На следующий день он уже собирался ехать, но Фюрстенберг выдумал новый приём в великолепной зале у моста через Эльбу, который назывался Юнгфер. Там за отличным вином также пришло к гостю отменное настроение и он остался даже еще на следующий день, а что ещё удивительней, оделся в очень приличную немецкую одежду.
Поскольку хотели показать ему всю роскошь, отвезли его в так называемый Большой сад и Итальянский дворец за Пирнайскими воротами, где угощали и веселили до трёх утра, то есть до белого дня, а царь как-то в этой тёплой атмосфере, которой его окружили, хоть поначалу был замкнутый и хмурый, становился всё более весёлым. Влияло, может быть, на это обстоятельство то, что, будучи тут один, не имея надобности ни на кого обращать внимания, окружённый только людьми низшей сферы, он вёл себя просто, не оглядываясь ни на кого.
Утром согласились на посещение царём славной твердыни Кёнигштейна. Царь потребовал её увидеть. Подали коня и карету, и двинулись так живо, что в шесть часов карета остановилась у ворот.

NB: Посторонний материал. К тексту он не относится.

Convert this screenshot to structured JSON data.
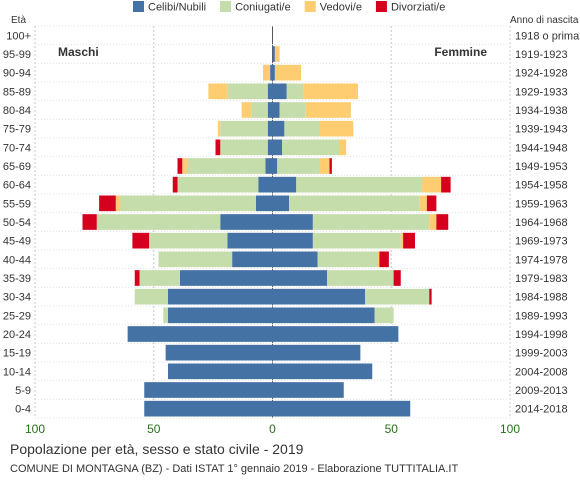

Тогда последовал осмотр крепости, цейхгауза, всех особенностей, потом обед и концерт, слушать который царь сел в отличном расположении духа. До пяти часов вечера он развлекался, и, не возвращаясь уже в Дрезден, прямо через Чехию двинулся оттуда в Вену. Не имел ни малейшего предчувствия, какие его ожидали там новости, и как скоро будет должен возвращаться назад.